竹中工務店と物質・材料研究機構(NIMS、宝野和博理事長)は、長周期地震動の対応技術として「H形断面ブレース型」の制振ダンパーを開発した。疲労特性と座屈耐性に優れた「FMS合金」を採用。H形断面の芯材を補剛鋼管で覆ったシンプルな構成を実現した。適切な溶接条件の範囲も確立し、一般的な鉄骨工場で製作できる。一般的な鋼材ダンパーに比べ約7~10倍の疲労寿命を確保した。

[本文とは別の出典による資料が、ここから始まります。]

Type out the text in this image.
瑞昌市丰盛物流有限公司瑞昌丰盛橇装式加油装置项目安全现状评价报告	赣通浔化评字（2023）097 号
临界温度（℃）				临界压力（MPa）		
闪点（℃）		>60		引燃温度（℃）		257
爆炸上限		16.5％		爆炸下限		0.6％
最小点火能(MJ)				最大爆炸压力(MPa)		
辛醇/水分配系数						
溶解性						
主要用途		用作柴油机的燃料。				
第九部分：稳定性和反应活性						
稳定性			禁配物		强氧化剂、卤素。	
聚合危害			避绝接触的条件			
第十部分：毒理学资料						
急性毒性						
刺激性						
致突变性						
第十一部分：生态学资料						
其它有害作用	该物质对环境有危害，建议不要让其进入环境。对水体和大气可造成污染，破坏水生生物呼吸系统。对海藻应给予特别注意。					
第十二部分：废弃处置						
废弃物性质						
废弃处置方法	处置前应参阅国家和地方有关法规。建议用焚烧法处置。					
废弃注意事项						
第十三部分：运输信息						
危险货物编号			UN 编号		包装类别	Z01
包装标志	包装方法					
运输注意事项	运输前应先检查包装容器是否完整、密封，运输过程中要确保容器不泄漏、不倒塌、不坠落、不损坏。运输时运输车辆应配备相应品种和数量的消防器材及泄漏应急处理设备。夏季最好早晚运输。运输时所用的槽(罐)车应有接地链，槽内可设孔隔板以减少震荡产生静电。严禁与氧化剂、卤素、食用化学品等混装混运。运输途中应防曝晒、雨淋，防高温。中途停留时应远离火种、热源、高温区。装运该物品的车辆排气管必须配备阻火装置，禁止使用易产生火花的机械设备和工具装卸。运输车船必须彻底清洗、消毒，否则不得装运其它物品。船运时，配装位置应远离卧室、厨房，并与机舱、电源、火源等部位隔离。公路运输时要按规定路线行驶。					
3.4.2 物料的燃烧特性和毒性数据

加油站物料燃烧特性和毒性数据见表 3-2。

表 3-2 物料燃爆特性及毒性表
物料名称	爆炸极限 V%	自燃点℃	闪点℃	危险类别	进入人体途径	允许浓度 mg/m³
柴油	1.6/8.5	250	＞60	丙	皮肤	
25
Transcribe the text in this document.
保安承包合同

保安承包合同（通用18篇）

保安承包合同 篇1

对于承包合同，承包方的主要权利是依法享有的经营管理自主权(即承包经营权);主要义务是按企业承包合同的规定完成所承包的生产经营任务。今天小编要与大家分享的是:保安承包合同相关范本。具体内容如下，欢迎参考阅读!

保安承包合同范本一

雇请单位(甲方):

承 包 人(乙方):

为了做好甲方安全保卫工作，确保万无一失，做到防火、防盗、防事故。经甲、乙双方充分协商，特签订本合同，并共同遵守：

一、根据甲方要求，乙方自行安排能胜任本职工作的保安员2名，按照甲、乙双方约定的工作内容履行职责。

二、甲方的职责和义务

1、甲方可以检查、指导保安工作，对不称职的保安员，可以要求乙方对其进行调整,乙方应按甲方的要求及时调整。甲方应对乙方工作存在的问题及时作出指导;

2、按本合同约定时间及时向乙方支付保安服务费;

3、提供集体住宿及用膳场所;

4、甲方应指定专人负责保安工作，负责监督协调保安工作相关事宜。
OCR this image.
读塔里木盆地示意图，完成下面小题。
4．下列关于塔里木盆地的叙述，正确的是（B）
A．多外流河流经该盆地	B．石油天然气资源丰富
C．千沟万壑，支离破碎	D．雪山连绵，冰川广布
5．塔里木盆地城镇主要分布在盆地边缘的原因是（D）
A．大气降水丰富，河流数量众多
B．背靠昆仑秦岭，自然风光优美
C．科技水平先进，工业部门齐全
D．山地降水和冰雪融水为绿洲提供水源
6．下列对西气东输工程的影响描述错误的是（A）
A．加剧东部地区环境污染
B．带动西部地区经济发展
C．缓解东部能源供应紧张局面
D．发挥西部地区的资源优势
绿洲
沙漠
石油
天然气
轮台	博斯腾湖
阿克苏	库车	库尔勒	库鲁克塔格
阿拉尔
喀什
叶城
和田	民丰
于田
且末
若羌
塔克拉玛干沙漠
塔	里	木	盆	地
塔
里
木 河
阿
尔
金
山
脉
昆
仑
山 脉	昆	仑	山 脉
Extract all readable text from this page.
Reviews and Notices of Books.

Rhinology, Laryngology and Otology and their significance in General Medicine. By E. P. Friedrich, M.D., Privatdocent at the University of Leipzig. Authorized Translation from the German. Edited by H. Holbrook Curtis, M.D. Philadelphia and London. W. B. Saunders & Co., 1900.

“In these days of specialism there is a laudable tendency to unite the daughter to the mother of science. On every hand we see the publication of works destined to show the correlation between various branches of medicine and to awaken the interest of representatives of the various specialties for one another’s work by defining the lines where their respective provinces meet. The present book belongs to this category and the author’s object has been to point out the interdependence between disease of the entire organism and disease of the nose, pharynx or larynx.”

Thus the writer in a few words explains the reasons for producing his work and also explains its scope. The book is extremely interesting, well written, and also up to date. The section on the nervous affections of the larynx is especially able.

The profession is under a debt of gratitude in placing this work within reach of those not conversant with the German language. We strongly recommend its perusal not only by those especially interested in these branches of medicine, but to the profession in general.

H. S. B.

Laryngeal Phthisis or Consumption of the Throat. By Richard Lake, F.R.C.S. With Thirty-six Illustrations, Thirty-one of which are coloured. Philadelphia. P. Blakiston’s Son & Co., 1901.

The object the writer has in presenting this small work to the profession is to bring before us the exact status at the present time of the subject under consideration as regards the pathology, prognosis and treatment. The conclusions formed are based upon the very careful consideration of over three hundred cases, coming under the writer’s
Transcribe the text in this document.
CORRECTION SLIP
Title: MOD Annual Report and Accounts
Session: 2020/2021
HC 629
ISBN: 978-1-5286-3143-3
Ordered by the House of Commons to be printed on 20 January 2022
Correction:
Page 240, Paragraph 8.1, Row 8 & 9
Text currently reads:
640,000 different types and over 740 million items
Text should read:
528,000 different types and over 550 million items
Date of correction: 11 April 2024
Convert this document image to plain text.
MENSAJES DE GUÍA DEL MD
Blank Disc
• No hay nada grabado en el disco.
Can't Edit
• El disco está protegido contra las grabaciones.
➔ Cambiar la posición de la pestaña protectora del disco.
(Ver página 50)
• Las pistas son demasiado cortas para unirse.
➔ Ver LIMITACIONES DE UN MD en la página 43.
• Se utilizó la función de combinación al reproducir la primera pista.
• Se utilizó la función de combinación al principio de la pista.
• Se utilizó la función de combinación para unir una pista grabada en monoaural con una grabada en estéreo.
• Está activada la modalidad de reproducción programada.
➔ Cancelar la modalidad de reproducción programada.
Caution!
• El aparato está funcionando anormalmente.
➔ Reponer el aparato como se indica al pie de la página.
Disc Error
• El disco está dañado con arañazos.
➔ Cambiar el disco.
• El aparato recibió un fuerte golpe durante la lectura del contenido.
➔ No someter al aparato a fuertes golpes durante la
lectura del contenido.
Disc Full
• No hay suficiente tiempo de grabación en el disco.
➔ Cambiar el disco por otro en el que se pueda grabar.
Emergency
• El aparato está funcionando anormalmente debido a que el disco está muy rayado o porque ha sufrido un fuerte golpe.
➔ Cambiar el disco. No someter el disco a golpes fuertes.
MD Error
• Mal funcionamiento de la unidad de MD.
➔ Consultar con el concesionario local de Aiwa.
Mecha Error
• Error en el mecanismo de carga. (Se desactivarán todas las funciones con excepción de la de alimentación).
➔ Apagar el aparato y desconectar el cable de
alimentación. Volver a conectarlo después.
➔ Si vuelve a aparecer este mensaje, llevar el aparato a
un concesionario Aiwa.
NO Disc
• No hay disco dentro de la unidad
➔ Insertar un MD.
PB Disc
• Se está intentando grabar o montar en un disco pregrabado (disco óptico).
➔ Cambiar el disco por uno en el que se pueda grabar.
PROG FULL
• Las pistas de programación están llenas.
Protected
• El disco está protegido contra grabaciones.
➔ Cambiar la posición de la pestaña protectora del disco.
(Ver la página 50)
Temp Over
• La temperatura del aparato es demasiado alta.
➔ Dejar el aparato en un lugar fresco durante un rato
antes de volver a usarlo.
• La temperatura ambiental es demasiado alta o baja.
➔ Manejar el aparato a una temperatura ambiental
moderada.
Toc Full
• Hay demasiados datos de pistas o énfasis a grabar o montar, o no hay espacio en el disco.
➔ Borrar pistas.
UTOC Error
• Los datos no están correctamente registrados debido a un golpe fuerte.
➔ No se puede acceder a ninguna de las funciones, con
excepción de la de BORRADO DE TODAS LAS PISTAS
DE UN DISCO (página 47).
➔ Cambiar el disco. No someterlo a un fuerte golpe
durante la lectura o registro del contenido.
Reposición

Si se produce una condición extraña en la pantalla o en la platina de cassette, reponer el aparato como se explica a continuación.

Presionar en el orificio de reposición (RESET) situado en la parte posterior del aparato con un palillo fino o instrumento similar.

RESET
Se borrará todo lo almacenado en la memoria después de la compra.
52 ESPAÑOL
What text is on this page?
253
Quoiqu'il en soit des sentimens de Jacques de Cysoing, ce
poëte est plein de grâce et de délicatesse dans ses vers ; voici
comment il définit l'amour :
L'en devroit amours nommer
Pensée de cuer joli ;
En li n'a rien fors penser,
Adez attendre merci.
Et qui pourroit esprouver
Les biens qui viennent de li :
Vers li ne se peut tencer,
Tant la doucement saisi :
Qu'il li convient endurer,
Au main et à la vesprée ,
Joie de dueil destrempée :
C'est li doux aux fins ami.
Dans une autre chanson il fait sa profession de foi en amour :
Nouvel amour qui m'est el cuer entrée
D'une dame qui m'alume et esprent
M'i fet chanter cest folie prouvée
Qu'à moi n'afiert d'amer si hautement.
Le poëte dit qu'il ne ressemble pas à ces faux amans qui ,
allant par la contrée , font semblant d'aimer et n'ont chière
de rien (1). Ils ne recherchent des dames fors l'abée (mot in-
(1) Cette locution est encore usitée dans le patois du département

FMS合金は、鉄を主成分に高濃度のマンガンやケイ素などを添加している。形状記憶、優れた耐疲労性などの特徴がある。両者はこれまでFMS合金の特性を生かしたブレース型制振ダンパーの開発を継続実施。2022年に指定建築材料として国土交通大臣認定を取得した。
開発したH形断面ブレース型は、製作の効率化と汎用(はんよう)性の向上を実現している。疲労耐久性を考慮した専用溶接材料でH形断面に溶接した芯材は、変形時にひずみを分散。ひずみの集中による疲労き裂の進展を抑制し、シンプルな座屈補剛の構成でも優れた疲労寿命を発揮する。
竹中工務店は、新タイプの芯材と補剛鋼管の最適な設計で構造性能を評価した。NIMSはFMS合金専用の溶接材料による適切な条件範囲を設定した。
新タイプの制振ダンパーは、東京都中央区で施工中の長瀬産業東京本社ビル(S・RC・SRC造地下2階地上14階建て延べ2万6218平方メートル)に初適用した。執務空間を阻害しないコンパクトなスペースで制振効果が最大限発揮できるよう、18基設置している。
別の物件に適用することも決まっている。引き続き年1~2件程度の継続適用を目指す。将来の外販も視野に入れている。